Kapolda Sumsel Minta Maaf
Buat Keonaran, Polemik Hibah Rp 2 Triiun Bisa Diproses Hukum, Begini Pendapat Pakar Hukum Pidana UMP
Kasus bantuan Rp 2 trilun bisa diproses hukum, karena memenuhi unsur pidana dalam UU nomor 1 tahun 1946 pencegahan keonaran.
SRIPOKU.COM, PALEMBANG - Masalah bantuan hibah Rp 2 triliun dari keluarga mendiang Akidi Tio, untuk penanganan covid-19 di Sumsel yang membuat kehebohan hingga se Indonesia, bisa diproses secara hukum.
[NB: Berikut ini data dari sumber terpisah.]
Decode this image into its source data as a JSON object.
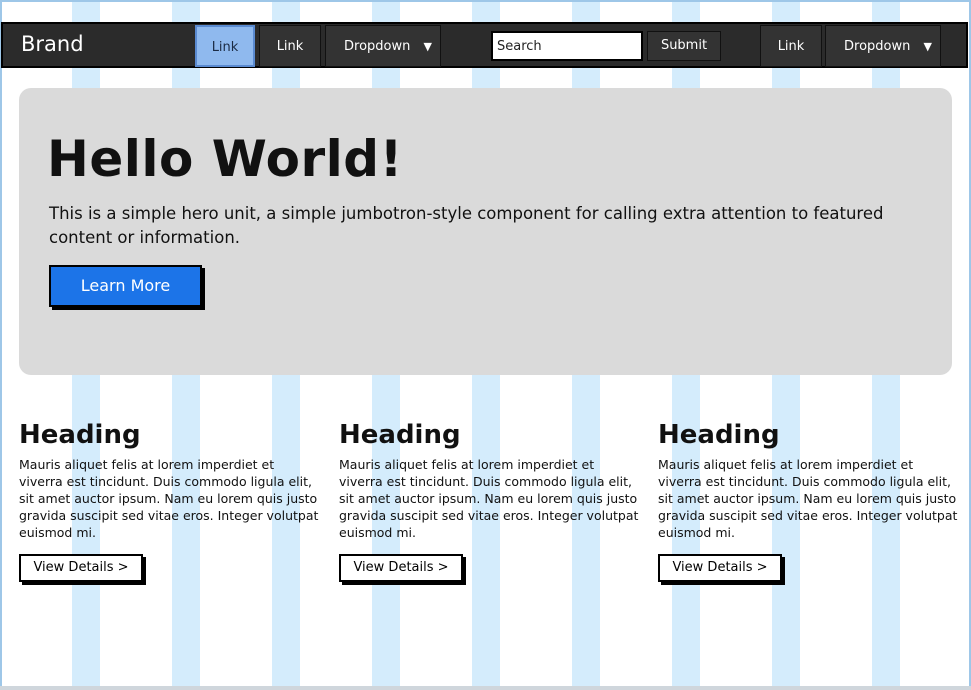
{
  "navbar": {
    "brand": "Brand",
    "items_left": [
      {
        "label": "Link",
        "active": true
      },
      {
        "label": "Link",
        "active": false
      },
      {
        "label": "Dropdown",
        "caret": "▼"
      }
    ],
    "search": {
      "value": "Search",
      "submit_label": "Submit"
    },
    "items_right": [
      {
        "label": "Link"
      },
      {
        "label": "Dropdown",
        "caret": "▼"
      }
    ]
  },
  "hero": {
    "title": "Hello World!",
    "text": "This is a simple hero unit, a simple jumbotron-style component for calling extra attention to featured content or information.",
    "button_label": "Learn More"
  },
  "columns": [
    {
      "heading": "Heading",
      "text": "Mauris aliquet felis at lorem imperdiet et viverra est tincidunt. Duis commodo ligula elit, sit amet auctor ipsum. Nam eu lorem quis justo gravida suscipit sed vitae eros. Integer volutpat euismod mi.",
      "button_label": "View Details >"
    },
    {
      "heading": "Heading",
      "text": "Mauris aliquet felis at lorem imperdiet et viverra est tincidunt. Duis commodo ligula elit, sit amet auctor ipsum. Nam eu lorem quis justo gravida suscipit sed vitae eros. Integer volutpat euismod mi.",
      "button_label": "View Details >"
    },
    {
      "heading": "Heading",
      "text": "Mauris aliquet felis at lorem imperdiet et viverra est tincidunt. Duis commodo ligula elit, sit amet auctor ipsum. Nam eu lorem quis justo gravida suscipit sed vitae eros. Integer volutpat euismod mi.",
      "button_label": "View Details >"
    }
  ],
  "colors": {
    "navbar_bg": "#2b2b2b",
    "active_link_bg": "#8fb9ee",
    "hero_bg": "#dadada",
    "primary_button": "#1c74e8",
    "grid_stripe": "#d4ecfc"
  }
}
Hal ini diungkapkan pakar hukum pidana dari Universitas Muhammadiyah Palembang (UMP) Dr Sri Sulastri SH MHum. Jika, anak mendiang almarhum Akidi Tio, yaitu Heriyanti telah melakukan kebohongan yang membuat gaduh masyarakat se Indonesia.
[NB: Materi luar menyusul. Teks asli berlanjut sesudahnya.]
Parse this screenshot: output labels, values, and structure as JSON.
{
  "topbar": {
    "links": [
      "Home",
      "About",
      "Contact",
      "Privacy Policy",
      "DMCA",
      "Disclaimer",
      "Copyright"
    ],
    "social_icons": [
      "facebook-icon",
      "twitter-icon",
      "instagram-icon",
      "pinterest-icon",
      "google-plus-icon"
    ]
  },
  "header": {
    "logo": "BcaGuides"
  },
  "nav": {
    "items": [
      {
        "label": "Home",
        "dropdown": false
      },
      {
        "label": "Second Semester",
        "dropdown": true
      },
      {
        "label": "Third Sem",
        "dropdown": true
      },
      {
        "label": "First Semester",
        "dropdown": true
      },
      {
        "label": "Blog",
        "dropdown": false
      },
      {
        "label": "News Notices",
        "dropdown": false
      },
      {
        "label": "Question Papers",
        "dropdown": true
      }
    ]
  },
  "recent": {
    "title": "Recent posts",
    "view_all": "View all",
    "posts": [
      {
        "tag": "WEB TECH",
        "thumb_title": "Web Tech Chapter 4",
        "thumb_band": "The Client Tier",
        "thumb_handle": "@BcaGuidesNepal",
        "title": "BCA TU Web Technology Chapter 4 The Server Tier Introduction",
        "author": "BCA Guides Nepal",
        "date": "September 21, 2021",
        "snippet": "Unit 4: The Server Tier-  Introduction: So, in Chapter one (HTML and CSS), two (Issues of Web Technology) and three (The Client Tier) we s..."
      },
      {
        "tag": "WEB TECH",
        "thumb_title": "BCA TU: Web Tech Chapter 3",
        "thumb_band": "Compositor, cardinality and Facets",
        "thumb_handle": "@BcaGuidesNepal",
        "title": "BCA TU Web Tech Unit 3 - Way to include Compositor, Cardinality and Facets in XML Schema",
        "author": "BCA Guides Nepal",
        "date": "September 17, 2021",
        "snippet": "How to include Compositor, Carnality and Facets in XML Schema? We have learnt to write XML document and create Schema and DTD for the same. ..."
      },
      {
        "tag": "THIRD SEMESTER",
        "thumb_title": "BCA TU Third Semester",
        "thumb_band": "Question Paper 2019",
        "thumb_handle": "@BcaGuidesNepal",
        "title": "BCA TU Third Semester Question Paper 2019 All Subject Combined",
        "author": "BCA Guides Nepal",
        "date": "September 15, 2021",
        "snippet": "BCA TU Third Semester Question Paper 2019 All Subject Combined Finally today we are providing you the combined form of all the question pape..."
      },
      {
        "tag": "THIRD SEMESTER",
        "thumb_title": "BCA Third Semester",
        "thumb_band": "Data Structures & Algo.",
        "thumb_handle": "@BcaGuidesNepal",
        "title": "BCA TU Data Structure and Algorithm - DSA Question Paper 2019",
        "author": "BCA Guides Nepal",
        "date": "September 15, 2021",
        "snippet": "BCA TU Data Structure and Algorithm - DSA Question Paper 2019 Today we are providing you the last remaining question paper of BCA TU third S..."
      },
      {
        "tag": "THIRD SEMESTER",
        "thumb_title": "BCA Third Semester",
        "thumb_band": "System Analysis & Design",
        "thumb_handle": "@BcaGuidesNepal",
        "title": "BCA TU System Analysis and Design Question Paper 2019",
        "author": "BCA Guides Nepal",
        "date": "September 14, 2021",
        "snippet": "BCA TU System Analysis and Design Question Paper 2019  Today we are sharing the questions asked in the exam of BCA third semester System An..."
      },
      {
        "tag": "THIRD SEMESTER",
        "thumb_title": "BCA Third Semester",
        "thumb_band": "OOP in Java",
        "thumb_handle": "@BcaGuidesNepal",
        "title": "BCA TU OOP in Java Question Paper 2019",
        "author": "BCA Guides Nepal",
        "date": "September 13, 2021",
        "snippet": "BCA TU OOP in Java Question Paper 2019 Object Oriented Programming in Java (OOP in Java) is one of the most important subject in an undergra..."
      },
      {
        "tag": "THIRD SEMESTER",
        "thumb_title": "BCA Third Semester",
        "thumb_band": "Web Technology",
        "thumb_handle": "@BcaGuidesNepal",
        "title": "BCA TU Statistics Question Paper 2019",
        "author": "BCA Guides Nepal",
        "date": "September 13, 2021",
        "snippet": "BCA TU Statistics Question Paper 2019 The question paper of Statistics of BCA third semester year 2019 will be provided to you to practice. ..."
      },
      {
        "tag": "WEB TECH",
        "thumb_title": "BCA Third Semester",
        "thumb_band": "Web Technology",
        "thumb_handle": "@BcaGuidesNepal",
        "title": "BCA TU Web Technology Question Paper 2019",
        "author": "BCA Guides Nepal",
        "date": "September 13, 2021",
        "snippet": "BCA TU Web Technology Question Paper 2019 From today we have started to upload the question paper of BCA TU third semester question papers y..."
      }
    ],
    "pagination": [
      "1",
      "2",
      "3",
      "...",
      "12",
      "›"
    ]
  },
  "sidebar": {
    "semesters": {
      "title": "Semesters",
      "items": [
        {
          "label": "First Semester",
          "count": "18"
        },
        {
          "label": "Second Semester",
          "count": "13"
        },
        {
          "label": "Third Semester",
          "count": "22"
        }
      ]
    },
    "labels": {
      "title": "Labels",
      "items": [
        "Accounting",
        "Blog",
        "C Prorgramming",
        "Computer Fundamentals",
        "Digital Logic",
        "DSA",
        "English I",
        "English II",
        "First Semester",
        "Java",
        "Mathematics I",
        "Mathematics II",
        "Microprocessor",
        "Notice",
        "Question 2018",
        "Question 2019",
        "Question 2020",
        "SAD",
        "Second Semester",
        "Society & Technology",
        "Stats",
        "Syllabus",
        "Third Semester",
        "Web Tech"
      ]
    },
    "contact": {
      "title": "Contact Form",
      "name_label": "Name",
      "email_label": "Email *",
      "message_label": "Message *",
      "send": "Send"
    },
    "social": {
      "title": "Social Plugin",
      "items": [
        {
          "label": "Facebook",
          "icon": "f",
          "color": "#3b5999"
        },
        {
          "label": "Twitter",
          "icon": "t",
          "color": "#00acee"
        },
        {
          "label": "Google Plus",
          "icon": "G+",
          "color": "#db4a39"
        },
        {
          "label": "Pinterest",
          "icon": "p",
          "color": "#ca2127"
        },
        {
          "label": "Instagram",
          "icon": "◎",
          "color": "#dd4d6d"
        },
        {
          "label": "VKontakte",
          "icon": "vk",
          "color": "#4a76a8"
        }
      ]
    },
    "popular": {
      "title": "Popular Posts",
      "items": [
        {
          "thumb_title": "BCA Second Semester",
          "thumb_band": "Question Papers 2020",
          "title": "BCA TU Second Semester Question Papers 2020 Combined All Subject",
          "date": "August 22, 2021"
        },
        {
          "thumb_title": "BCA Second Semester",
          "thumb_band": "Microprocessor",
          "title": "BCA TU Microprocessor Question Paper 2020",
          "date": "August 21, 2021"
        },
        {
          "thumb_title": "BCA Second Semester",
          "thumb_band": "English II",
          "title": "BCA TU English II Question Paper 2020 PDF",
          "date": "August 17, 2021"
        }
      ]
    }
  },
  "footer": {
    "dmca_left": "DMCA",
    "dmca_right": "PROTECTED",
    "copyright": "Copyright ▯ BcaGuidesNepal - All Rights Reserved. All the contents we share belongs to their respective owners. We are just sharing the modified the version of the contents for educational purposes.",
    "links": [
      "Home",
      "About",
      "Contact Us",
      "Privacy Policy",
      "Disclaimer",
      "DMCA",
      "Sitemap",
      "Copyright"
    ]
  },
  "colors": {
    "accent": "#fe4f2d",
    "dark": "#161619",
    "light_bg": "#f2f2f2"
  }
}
"Jelas unsur pidananya terpenuhi dari UU nomor 1 tahun 1946 pencegahan keonaran. Dimana keonaran ini bukan huru- hara yang membuat bakar- bakaran. Tapi keonaran ini bisa membuat psikologi terganggu dan secara psikologi masyarakat Sumsel dipermalukan yang katanya mau dikasih Rp 2 triliun ternyata hoaks," kata Sri, Kamis (5/8/2021).
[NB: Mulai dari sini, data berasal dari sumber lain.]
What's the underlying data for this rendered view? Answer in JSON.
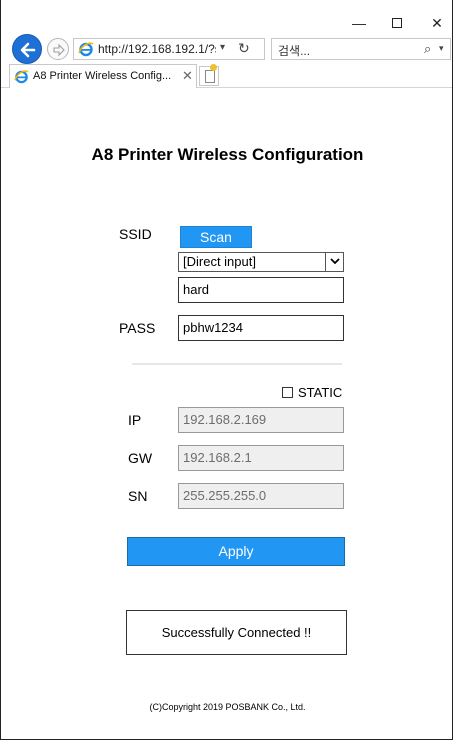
{
  "window": {
    "minimize_glyph": "—",
    "close_glyph": "✕"
  },
  "nav": {
    "url": "http://192.168.192.1/?ssi",
    "search_placeholder": "검색...",
    "dropdown_glyph": "▾",
    "refresh_glyph": "↻",
    "search_glyph": "⌕"
  },
  "tabs": [
    {
      "label": "A8 Printer Wireless Config...",
      "close_glyph": "✕"
    }
  ],
  "page": {
    "title": "A8 Printer Wireless Configuration",
    "ssid_label": "SSID",
    "scan_label": "Scan",
    "ssid_select_value": "[Direct input]",
    "ssid_value": "hard",
    "pass_label": "PASS",
    "pass_value": "pbhw1234",
    "static_label": "STATIC",
    "static_checked": false,
    "ip_label": "IP",
    "ip_value": "192.168.2.169",
    "gw_label": "GW",
    "gw_value": "192.168.2.1",
    "sn_label": "SN",
    "sn_value": "255.255.255.0",
    "apply_label": "Apply",
    "status_message": "Successfully Connected !!",
    "copyright": "(C)Copyright 2019 POSBANK Co., Ltd."
  },
  "colors": {
    "accent": "#2196f3",
    "back_button": "#1e6fd6",
    "disabled_field": "#efefef"
  }
}
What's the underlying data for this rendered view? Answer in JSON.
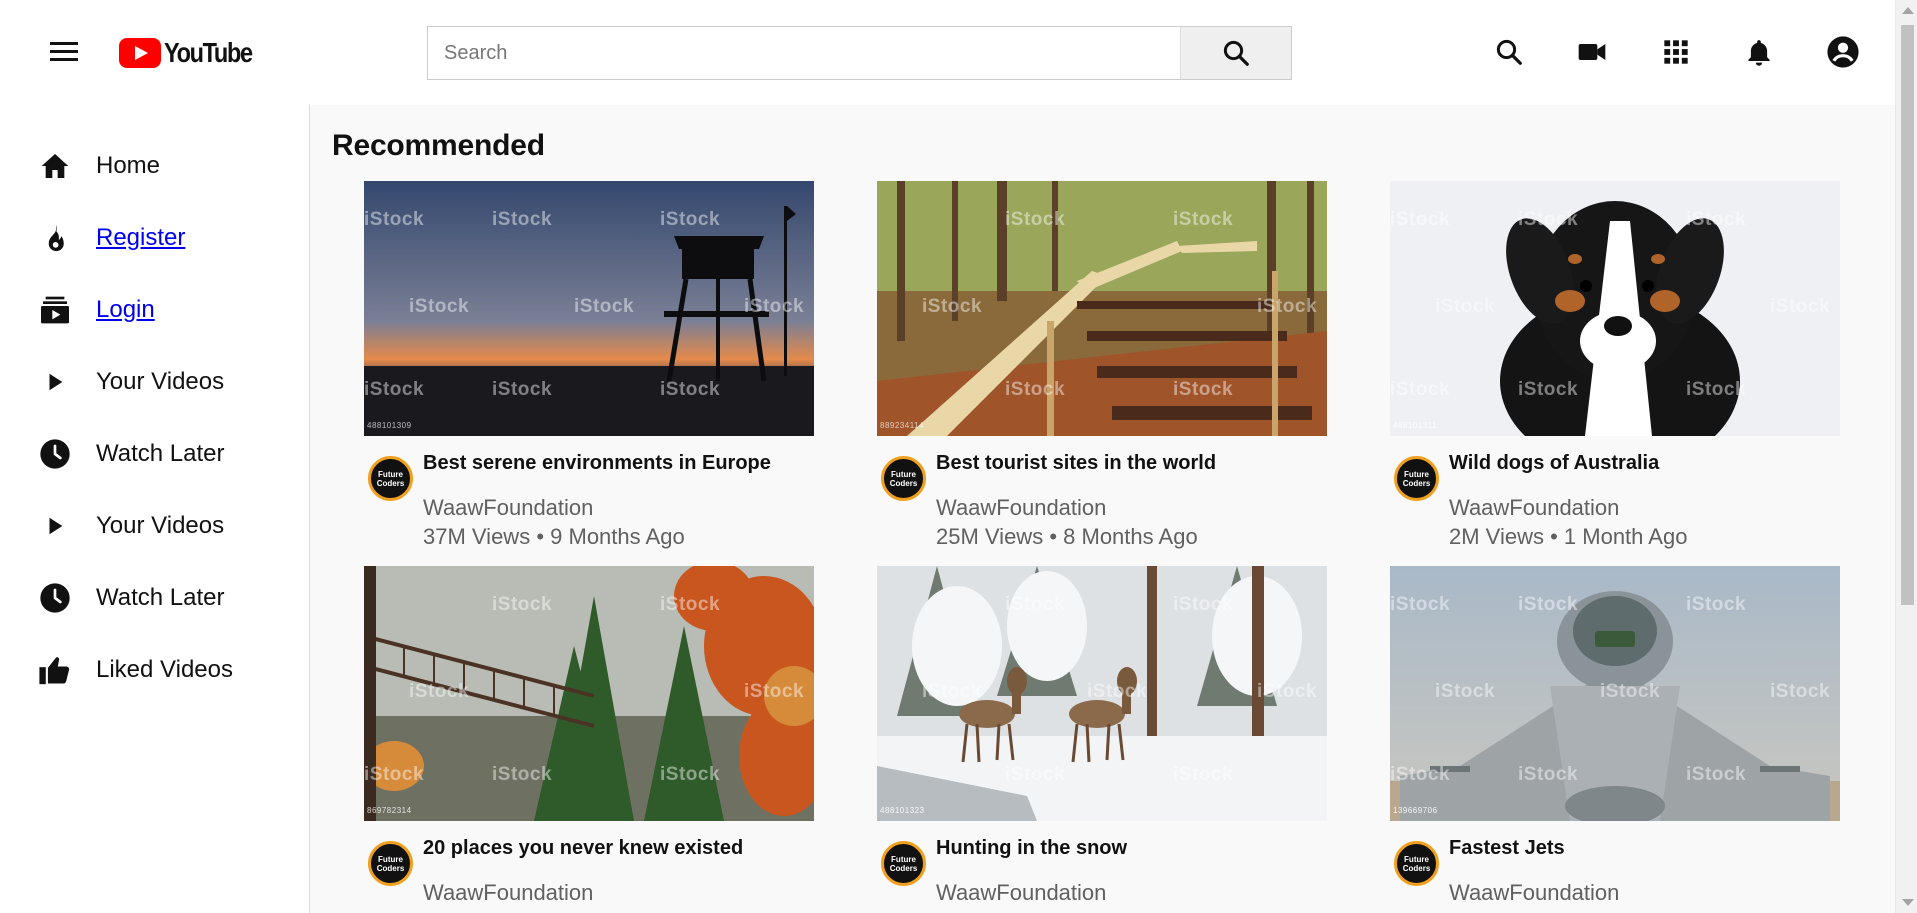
{
  "header": {
    "logo_text": "YouTube",
    "search_placeholder": "Search",
    "icons": [
      "menu-icon",
      "search-icon",
      "video-camera-icon",
      "apps-grid-icon",
      "bell-icon",
      "account-icon"
    ]
  },
  "sidebar": {
    "items": [
      {
        "label": "Home",
        "icon": "home-icon",
        "link": false
      },
      {
        "label": "Register",
        "icon": "fire-icon",
        "link": true
      },
      {
        "label": "Login",
        "icon": "subscriptions-icon",
        "link": true
      },
      {
        "label": "Your Videos",
        "icon": "play-icon",
        "link": false
      },
      {
        "label": "Watch Later",
        "icon": "clock-icon",
        "link": false
      },
      {
        "label": "Your Videos",
        "icon": "play-icon",
        "link": false
      },
      {
        "label": "Watch Later",
        "icon": "clock-icon",
        "link": false
      },
      {
        "label": "Liked Videos",
        "icon": "thumbs-up-icon",
        "link": false
      }
    ]
  },
  "main": {
    "section_title": "Recommended",
    "watermark": "iStock",
    "avatar_text": "Future Coders",
    "videos": [
      {
        "title": "Best serene environments in Europe",
        "channel": "WaawFoundation",
        "views": "37M Views",
        "age": "9 Months Ago",
        "image_id": "488101309"
      },
      {
        "title": "Best tourist sites in the world",
        "channel": "WaawFoundation",
        "views": "25M Views",
        "age": "8 Months Ago",
        "image_id": "889234114"
      },
      {
        "title": "Wild dogs of Australia",
        "channel": "WaawFoundation",
        "views": "2M Views",
        "age": "1 Month Ago",
        "image_id": "488101311"
      },
      {
        "title": "20 places you never knew existed",
        "channel": "WaawFoundation",
        "views": "",
        "age": "",
        "image_id": "869782314"
      },
      {
        "title": "Hunting in the snow",
        "channel": "WaawFoundation",
        "views": "",
        "age": "",
        "image_id": "488101323"
      },
      {
        "title": "Fastest Jets",
        "channel": "WaawFoundation",
        "views": "",
        "age": "",
        "image_id": "139669706"
      }
    ]
  }
}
Diterangkan mantan Dekan Fakultas Hukum UMP ini, jika bantuan hoaks itu salah satu modus operandi dari Heriyanti dan hal inilah perlu digali oleh penyidik untuk mengungkapnya.
"Ini yang harus dicari (modusnya) kenapa ia melakukan itu, dan info yang saya dapat juga ia sudah berulang kali melakukan itu, seperti modus melakukan bisnis. Ini mau memanfaatkan harta orang tuanya, jangan memelorotkan harta orang lain dan sekarang ini bukan orang melainkan institusi negara," jelasnya.
Dijelaskan Sri, ia sendiri sudah dimintakan pendapat oleh pihak kepolisian beberapa hari lalu, dan dalam hal ini sudah memuhi unsur subjektif dan ofjektif, tinggal semua diserahkan ke pihak kepolisian.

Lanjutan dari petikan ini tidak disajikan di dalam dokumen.